Hundreds of activists and bloggers applauded warmly after the video ended, but some were not appeased.

The video "doesn't really change my views. I'm still waiting for action," said Matthew Filipowicz, 33, a cartoonist and comedian from Chicago. "Words only do so much."

Obama's video was introduced by Pelosi, who received a standing ovation from most of the people in the cavernous, partly filled auditorium at a Las Vegas casino.

In her remarks, Pelosi referred to "differences of opinions," and like Obama ticked off legislative victories like the health care overhaul and broad reform of the U.S. banking and financial sector.

Echoing the president, she asked the crowd to recognize what's been achieved in Washington since Obama's election and not let differences cause a political fissure.

The day after the election "we want to have no regrets," Pelosi said.

When asked a question about the military policy on gay servicemembers, someone shouted from the audience.

"Your impatience is justified," Pelosi said.

Just two days after Senate Democrats gave up plans to attempt to pass an energy bill that caps greenhouse gases blamed for global warming, Pelosi said "this is not an issue the Senate can walk away from."

The plan was a priority of Obama, who had hoped to add a climate bill to his list of legislative successes.

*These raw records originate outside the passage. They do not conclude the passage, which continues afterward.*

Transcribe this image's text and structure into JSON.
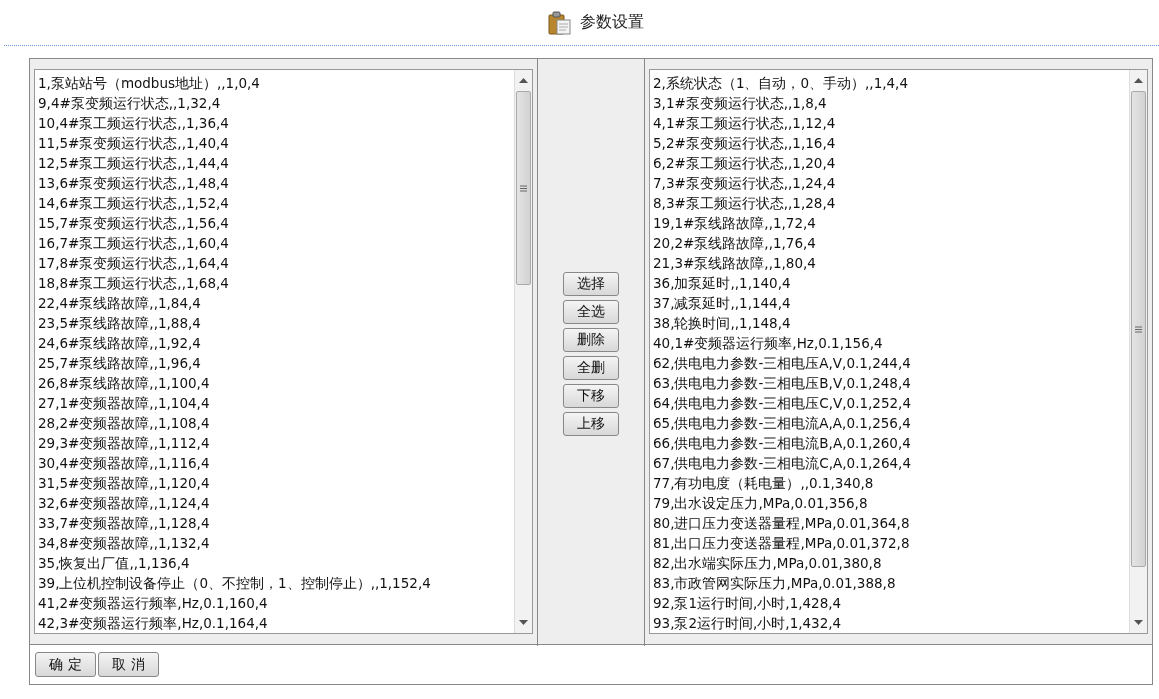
{
  "title": "参数设置",
  "left_list": {
    "items": [
      "1,泵站站号（modbus地址）,,1,0,4",
      "9,4#泵变频运行状态,,1,32,4",
      "10,4#泵工频运行状态,,1,36,4",
      "11,5#泵变频运行状态,,1,40,4",
      "12,5#泵工频运行状态,,1,44,4",
      "13,6#泵变频运行状态,,1,48,4",
      "14,6#泵工频运行状态,,1,52,4",
      "15,7#泵变频运行状态,,1,56,4",
      "16,7#泵工频运行状态,,1,60,4",
      "17,8#泵变频运行状态,,1,64,4",
      "18,8#泵工频运行状态,,1,68,4",
      "22,4#泵线路故障,,1,84,4",
      "23,5#泵线路故障,,1,88,4",
      "24,6#泵线路故障,,1,92,4",
      "25,7#泵线路故障,,1,96,4",
      "26,8#泵线路故障,,1,100,4",
      "27,1#变频器故障,,1,104,4",
      "28,2#变频器故障,,1,108,4",
      "29,3#变频器故障,,1,112,4",
      "30,4#变频器故障,,1,116,4",
      "31,5#变频器故障,,1,120,4",
      "32,6#变频器故障,,1,124,4",
      "33,7#变频器故障,,1,128,4",
      "34,8#变频器故障,,1,132,4",
      "35,恢复出厂值,,1,136,4",
      "39,上位机控制设备停止（0、不控制，1、控制停止）,,1,152,4",
      "41,2#变频器运行频率,Hz,0.1,160,4",
      "42,3#变频器运行频率,Hz,0.1,164,4"
    ]
  },
  "middle_buttons": [
    "选择",
    "全选",
    "删除",
    "全删",
    "下移",
    "上移"
  ],
  "right_list": {
    "items": [
      "2,系统状态（1、自动，0、手动）,,1,4,4",
      "3,1#泵变频运行状态,,1,8,4",
      "4,1#泵工频运行状态,,1,12,4",
      "5,2#泵变频运行状态,,1,16,4",
      "6,2#泵工频运行状态,,1,20,4",
      "7,3#泵变频运行状态,,1,24,4",
      "8,3#泵工频运行状态,,1,28,4",
      "19,1#泵线路故障,,1,72,4",
      "20,2#泵线路故障,,1,76,4",
      "21,3#泵线路故障,,1,80,4",
      "36,加泵延时,,1,140,4",
      "37,减泵延时,,1,144,4",
      "38,轮换时间,,1,148,4",
      "40,1#变频器运行频率,Hz,0.1,156,4",
      "62,供电电力参数-三相电压A,V,0.1,244,4",
      "63,供电电力参数-三相电压B,V,0.1,248,4",
      "64,供电电力参数-三相电压C,V,0.1,252,4",
      "65,供电电力参数-三相电流A,A,0.1,256,4",
      "66,供电电力参数-三相电流B,A,0.1,260,4",
      "67,供电电力参数-三相电流C,A,0.1,264,4",
      "77,有功电度（耗电量）,,0.1,340,8",
      "79,出水设定压力,MPa,0.01,356,8",
      "80,进口压力变送器量程,MPa,0.01,364,8",
      "81,出口压力变送器量程,MPa,0.01,372,8",
      "82,出水端实际压力,MPa,0.01,380,8",
      "83,市政管网实际压力,MPa,0.01,388,8",
      "92,泵1运行时间,小时,1,428,4",
      "93,泵2运行时间,小时,1,432,4"
    ]
  },
  "footer_buttons": [
    "确 定",
    "取 消"
  ]
}
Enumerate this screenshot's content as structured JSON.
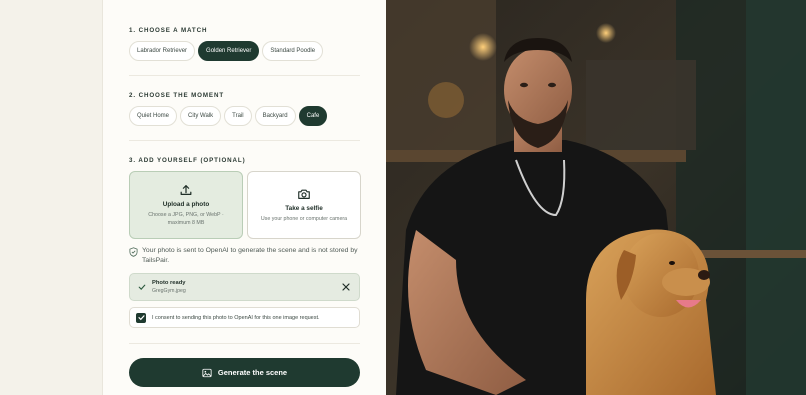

"We'll welcome whatever the Senate can pass to reduce our dependence on foreign oil," Pelosi said. "Sooner or later this has to happen."

Among the other top draws at the Netroots conference are Sen. Al Franken, and Senate Majority Leader Harry Reid as well as ousted Obama administration official Van Jones and dozens of leading liberal bloggers and Democratic organizers.  The conference is the brainchild of Daily Kos founder Markos Moulitsas and paid for by more than a half dozen unions as well as Democratic organizations.

The conversations in each of the venues has been very different. At Netroots Nation, liberal bloggers weighed policy issues like curbing Wall Street power and expanding social justice, education, broadband and Miranda rights. They also expressed frustration that Obama's messages of hope and change had been weighted down by a Democratic majority unwilling to take big risks. 

They also offered their usual mockery of the movement being toasted at the conference across town -- Tea Partiers. At RightOnline, conservative bloggers feted their own better-late-than-never arrival to online activism while reveling in the renewed energy provided by the Tea Party groups who've grown in momentum as Washington wallows.

The Associated Press contributed to this report.